No, not every incidence of white on black police related violence involves racism. However, enough possibly do and for the sake of those whose lives have been and will be obliterated, the system that was intentionally built to prioritize one group over another requires dismantling. The reality is that when it comes to black men, America seems to have adopted what Nigerian novelist, Chimamanda Adichie, refers to as "the danger of a single story," i.e., if we repeatedly hear only a single story about another person or group of people, we risk a critical misunderstanding of that person or group. American media has predominantly fed a 'single story' of the black man to Americans.

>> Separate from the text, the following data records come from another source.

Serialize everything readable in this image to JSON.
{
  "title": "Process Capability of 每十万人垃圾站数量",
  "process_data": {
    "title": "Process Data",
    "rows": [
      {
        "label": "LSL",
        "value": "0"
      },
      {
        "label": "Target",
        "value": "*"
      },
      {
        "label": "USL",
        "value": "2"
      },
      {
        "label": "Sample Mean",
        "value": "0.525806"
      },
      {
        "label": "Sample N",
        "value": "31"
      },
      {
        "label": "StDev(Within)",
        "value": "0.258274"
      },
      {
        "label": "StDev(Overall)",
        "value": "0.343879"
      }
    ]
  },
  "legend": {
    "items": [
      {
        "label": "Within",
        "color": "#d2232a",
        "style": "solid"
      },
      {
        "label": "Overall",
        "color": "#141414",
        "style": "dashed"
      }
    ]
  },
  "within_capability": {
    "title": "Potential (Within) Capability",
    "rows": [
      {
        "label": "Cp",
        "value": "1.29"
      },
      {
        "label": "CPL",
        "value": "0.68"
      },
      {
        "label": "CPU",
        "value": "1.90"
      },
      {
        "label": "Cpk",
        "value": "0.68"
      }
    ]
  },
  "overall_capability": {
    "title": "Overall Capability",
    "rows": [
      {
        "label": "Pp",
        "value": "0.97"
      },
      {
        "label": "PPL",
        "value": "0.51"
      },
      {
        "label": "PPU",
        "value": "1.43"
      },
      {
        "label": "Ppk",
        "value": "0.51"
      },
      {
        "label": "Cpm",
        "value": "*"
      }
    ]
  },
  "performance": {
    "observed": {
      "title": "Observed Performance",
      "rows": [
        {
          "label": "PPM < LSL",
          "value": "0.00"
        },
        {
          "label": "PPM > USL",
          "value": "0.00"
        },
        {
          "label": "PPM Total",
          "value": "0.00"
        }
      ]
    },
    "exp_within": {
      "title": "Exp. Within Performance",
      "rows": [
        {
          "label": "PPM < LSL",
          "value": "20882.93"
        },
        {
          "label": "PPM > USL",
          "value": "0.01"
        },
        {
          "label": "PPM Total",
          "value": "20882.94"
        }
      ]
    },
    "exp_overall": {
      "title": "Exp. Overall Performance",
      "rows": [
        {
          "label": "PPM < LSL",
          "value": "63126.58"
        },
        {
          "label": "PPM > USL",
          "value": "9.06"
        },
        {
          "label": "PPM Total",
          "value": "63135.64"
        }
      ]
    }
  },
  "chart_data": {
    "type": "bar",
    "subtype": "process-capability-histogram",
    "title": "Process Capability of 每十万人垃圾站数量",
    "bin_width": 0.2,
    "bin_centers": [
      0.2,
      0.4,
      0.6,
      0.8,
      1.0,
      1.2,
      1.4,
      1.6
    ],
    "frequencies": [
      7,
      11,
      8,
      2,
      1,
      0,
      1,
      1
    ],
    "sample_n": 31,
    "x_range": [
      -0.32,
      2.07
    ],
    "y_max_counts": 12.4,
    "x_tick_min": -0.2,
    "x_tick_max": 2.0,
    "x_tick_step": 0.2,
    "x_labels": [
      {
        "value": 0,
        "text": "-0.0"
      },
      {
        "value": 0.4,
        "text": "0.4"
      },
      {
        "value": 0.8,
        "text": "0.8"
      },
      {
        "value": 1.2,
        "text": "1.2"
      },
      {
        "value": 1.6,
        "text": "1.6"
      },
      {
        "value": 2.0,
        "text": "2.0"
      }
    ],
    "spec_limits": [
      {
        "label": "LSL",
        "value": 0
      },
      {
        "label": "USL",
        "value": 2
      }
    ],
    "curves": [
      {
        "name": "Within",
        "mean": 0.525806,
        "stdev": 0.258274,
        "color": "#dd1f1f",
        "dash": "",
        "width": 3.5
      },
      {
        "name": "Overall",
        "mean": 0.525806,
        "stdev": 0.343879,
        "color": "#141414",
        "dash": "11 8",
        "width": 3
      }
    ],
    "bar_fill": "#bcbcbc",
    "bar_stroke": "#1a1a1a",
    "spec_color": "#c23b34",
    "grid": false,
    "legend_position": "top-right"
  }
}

He is the big, aggressive, thug life loving, jeans sagging, tattooed, marijuana smoking jail bird who constantly packs a weapon because he is unjustifiably angry at the world and thus, a ticking time bomb. In the same way Africa's "dark continent" narrative was packaged and sold with a false sense of credibility, this dehumanizing 'single story' of the American black man has been repeatedly packaged, advertised and regurgitated to the American public and has now been adopted as truth. From an outsider's perspective, it is what potentially breeds fear in the hearts of non-blacks, including some police officers, and causes them to respond with a heightened level of aggression that unfortunately, sometimes results in the use of deadly force as we have seen in recent days.
It is this crippling 'single story' of black men (and increasingly, black women) that has resulted in a heightened sense of fear by whites and resentment from blacks who feel trapped in a system that they tell me has no interest in leveling the playing field. Adopting the 'single story' is dangerous, not only because it leads to "othering" and dehumanizing, but also because it inevitably generates more divisive rhetoric in a world that is already harboring too many diseased souls.
America needs to stop shooting. Period. None of the victims who lost their lives as a result of the recent killings in Baton Rouge, Falcon Heights or Dallas deserved to. Every human being should be able to sincerely express that very sentiment without reservation and yes, black Americans also have a major role to play in changing the narrative. However, until the entire country awakens to the fact that it has a major problem as the world's leading human exterminators, the heinous killing cycle will inevitably continue. In some ways, this America certainly does not feel like the "American Dream" that I was sold.
Justice requires both compassion and activism because pointing fingers only leads to sore wrists. We must all collectively move from simply extending our "thoughts and prayers" after every one of these unfortunate shootings to making a commitment that strives to completely dismantle and then rebuild the entire justice system- reform is not an option.